Problem analysis: Hidden tree (stage III, XXXIII OI)

In this task, we will encode vertex numbers. For this reason, it will be convenient to assume that the vertex numbers in a tree with \(n\) vertices range from 0 to \(n-1\).

First and second subtasks

In the first subtask, where every tree is a star, we only need to encode the center of the star. In this case, we can include as many ones in the vertex code as its number.

However, to obtain more points, we need a better way to encode vertex numbers.

Third and fourth subtasks

We can represent the code in binary; for numbers smaller than 1000, 10 bits are sufficient. Thus, for each vertex (of large degree), we assign to its consecutive edges the bits corresponding to its binary representation. Since there may be more edges than needed bits, we fill the remaining ones with zeros. For easier implementation, it is convenient to use least significant bit first order.

This approach could fail if two vertices sharing an edge tried to assign different bits. In these subtasks, this was not an issue because vertices of large degree were not adjacent to each other.

A shared edge

If two vertices share an edge, then setting a bit for one of them affects the code of the other. Thus, we have a situation where some bits are forced and cannot be set arbitrarily.

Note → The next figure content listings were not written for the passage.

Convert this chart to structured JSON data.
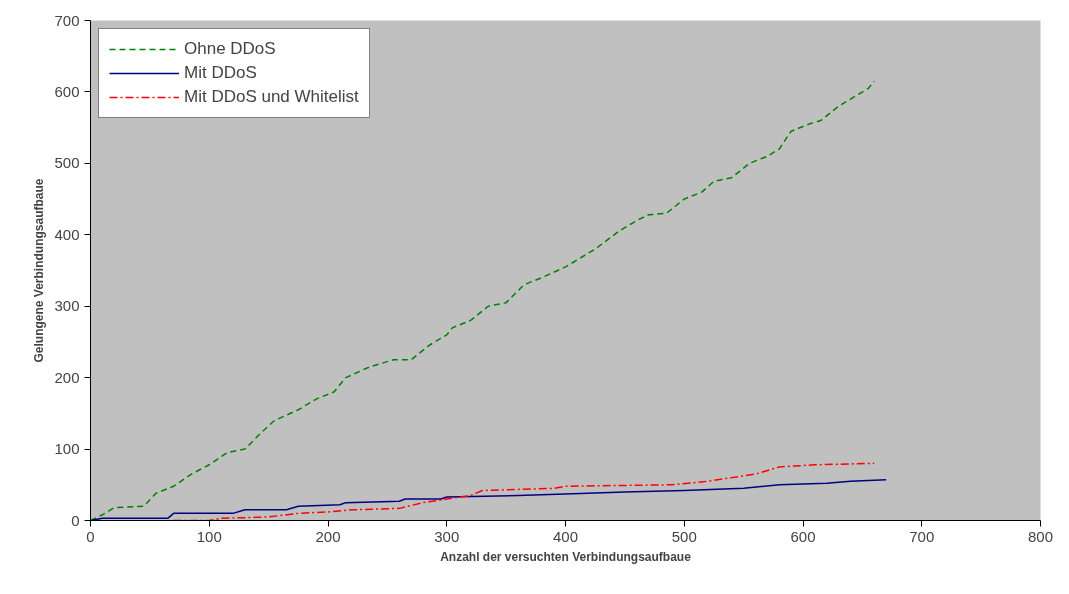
{
  "chart_data": {
    "type": "line",
    "xlabel": "Anzahl der versuchten Verbindungsaufbaue",
    "ylabel": "Gelungene Verbindungsaufbaue",
    "xlim": [
      0,
      800
    ],
    "ylim": [
      0,
      700
    ],
    "xticks": [
      0,
      100,
      200,
      300,
      400,
      500,
      600,
      700,
      800
    ],
    "yticks": [
      0,
      100,
      200,
      300,
      400,
      500,
      600,
      700
    ],
    "grid": false,
    "legend": "top left",
    "marker": "none",
    "series": [
      {
        "name": "Ohne DDoS",
        "color": "#008000",
        "line_style": "dashed",
        "x": [
          0,
          10,
          20,
          45,
          55,
          70,
          85,
          100,
          115,
          130,
          145,
          155,
          175,
          190,
          205,
          215,
          235,
          255,
          270,
          285,
          300,
          305,
          320,
          335,
          350,
          365,
          380,
          400,
          410,
          425,
          445,
          460,
          470,
          485,
          500,
          515,
          525,
          540,
          555,
          570,
          580,
          590,
          605,
          615,
          630,
          645,
          655,
          660
        ],
        "values": [
          0,
          8,
          18,
          20,
          38,
          48,
          65,
          78,
          95,
          100,
          125,
          140,
          155,
          170,
          180,
          200,
          215,
          225,
          225,
          245,
          260,
          270,
          280,
          300,
          305,
          330,
          340,
          355,
          365,
          380,
          405,
          420,
          428,
          430,
          450,
          460,
          475,
          480,
          500,
          510,
          520,
          545,
          555,
          560,
          580,
          595,
          605,
          615
        ]
      },
      {
        "name": "Mit DDoS",
        "color": "#000080",
        "line_style": "solid",
        "x": [
          0,
          10,
          65,
          70,
          120,
          130,
          165,
          175,
          210,
          215,
          260,
          265,
          295,
          300,
          360,
          400,
          450,
          500,
          550,
          580,
          620,
          640,
          670
        ],
        "values": [
          0,
          3,
          3,
          10,
          10,
          15,
          15,
          20,
          22,
          25,
          27,
          30,
          30,
          33,
          35,
          37,
          40,
          42,
          45,
          50,
          52,
          55,
          57
        ]
      },
      {
        "name": "Mit DDoS und Whitelist",
        "color": "#ff0000",
        "line_style": "dashdot",
        "x": [
          70,
          100,
          110,
          150,
          175,
          200,
          220,
          260,
          280,
          300,
          320,
          330,
          390,
          400,
          490,
          520,
          560,
          580,
          610,
          660
        ],
        "values": [
          0,
          0,
          3,
          5,
          10,
          12,
          15,
          17,
          25,
          30,
          35,
          42,
          45,
          48,
          50,
          55,
          65,
          75,
          78,
          80
        ]
      }
    ]
  }
}
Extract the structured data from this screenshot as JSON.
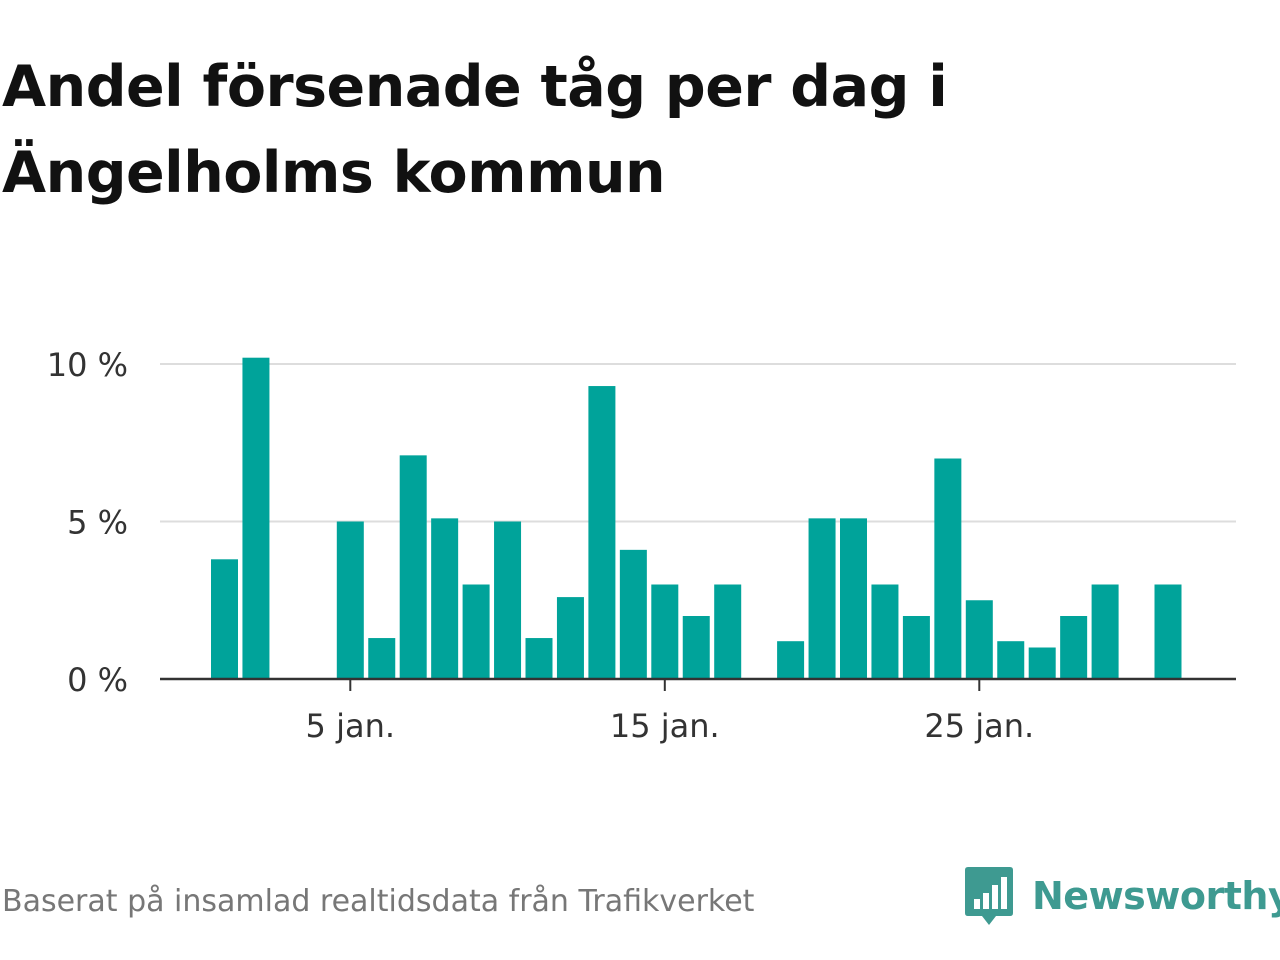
{
  "title_lines": [
    "Andel försenade tåg per dag i",
    "Ängelholms kommun"
  ],
  "source": "Baserat på insamlad realtidsdata från Trafikverket",
  "brand": {
    "name": "Newsworthy",
    "icon": "bar-chart-speech-bubble-icon",
    "color": "#3e9a91"
  },
  "colors": {
    "bar": "#00a39a",
    "grid": "#dddddd",
    "axis": "#333333"
  },
  "chart_data": {
    "type": "bar",
    "title": "Andel försenade tåg per dag i Ängelholms kommun",
    "x": [
      "1 jan.",
      "2 jan.",
      "3 jan.",
      "4 jan.",
      "5 jan.",
      "6 jan.",
      "7 jan.",
      "8 jan.",
      "9 jan.",
      "10 jan.",
      "11 jan.",
      "12 jan.",
      "13 jan.",
      "14 jan.",
      "15 jan.",
      "16 jan.",
      "17 jan.",
      "18 jan.",
      "19 jan.",
      "20 jan.",
      "21 jan.",
      "22 jan.",
      "23 jan.",
      "24 jan.",
      "25 jan.",
      "26 jan.",
      "27 jan.",
      "28 jan.",
      "29 jan.",
      "30 jan.",
      "31 jan."
    ],
    "values": [
      3.8,
      10.2,
      null,
      null,
      5.0,
      1.3,
      7.1,
      5.1,
      3.0,
      5.0,
      1.3,
      2.6,
      9.3,
      4.1,
      3.0,
      2.0,
      3.0,
      null,
      1.2,
      5.1,
      5.1,
      3.0,
      2.0,
      7.0,
      2.5,
      1.2,
      1.0,
      2.0,
      3.0,
      null,
      3.0
    ],
    "xticks": [
      {
        "x": "5 jan.",
        "label": "5 jan."
      },
      {
        "x": "15 jan.",
        "label": "15 jan."
      },
      {
        "x": "25 jan.",
        "label": "25 jan."
      }
    ],
    "yticks": [
      {
        "value": 0,
        "label": "0 %"
      },
      {
        "value": 5,
        "label": "5 %"
      },
      {
        "value": 10,
        "label": "10 %"
      }
    ],
    "ylim": [
      0,
      10
    ],
    "xlabel": "",
    "ylabel": "",
    "grid": true,
    "legend": "none"
  }
}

The key observation, however, is that we are working on a tree. If we assign codes to vertices in a suitable order (for example, BFS or DFS), then when processing a vertex, at most one bit is predetermined.

Code with a forced bit

Let us focus on the case where the forced bit contradicts the expected code. In that case, we would need to indicate which bit is negated, which cannot be done using only one additional bit. Therefore, in such a situation, we negate all remaining bits of the code. This way, it suffices to add information about whether the code is normal or negated, which requires only one additional bit.

We therefore define the code format as follows:

  • the first bit indicates whether the code is normal (0) or negated (1),
  • the subsequent bits store the vertex number (either normal or negated).

Thanks to this, regardless of the position of the forced bit, we can always choose one of the two versions (normal or negated) so that the constraints are satisfied.

Thus, if the forced bit is the first one, we keep the code normal or negate it according to the value of the first bit. If the forced bit is at one of the remaining positions, we match the rest of the code to it and set the first bit accordingly.

This solves the task completely and correctly generates codes for all vertices of degree at least 11.

Example

For example, suppose the vertex to be encoded has number 512, which in binary is 1000000000 (one followed by 9 zeros). Since we need to encode this vertex, it has degree at least 11, so we have at least 11 bits available from its edges. One of these bits may be forced by the edge to the parent of the vertex in the considered rooted tree. The vertex can be encoded as 01000000000 (normal) or 10111111111 (negated). These codes have no bits in common, so regardless of which bit is forced and how, it is always possible to choose a matching code for the vertex. The remaining bits of the code are ignored, regardless of whether they are forced to zero or one.

Weaker codes with a forced bit

  • \(L=30\) – each code bit is stored in three copies, and we choose the value that appears most often.
  • \(L=20\) – each code bit is stored using two bits whose XOR gives the correct value.
  • \(L=14-17\) – we provide: the code (10 bits), the position at which the bit is negated (4 bits), and information on whether the bit is negated within the code–in the first 10 bits–or elsewhere (0–3 bits).
  • \(L=12-13\) – the bit indicating whether the code is negated is encoded using 2 or 3 bits to make it robust against being forced. The model solution avoids this by adapting to the first bit.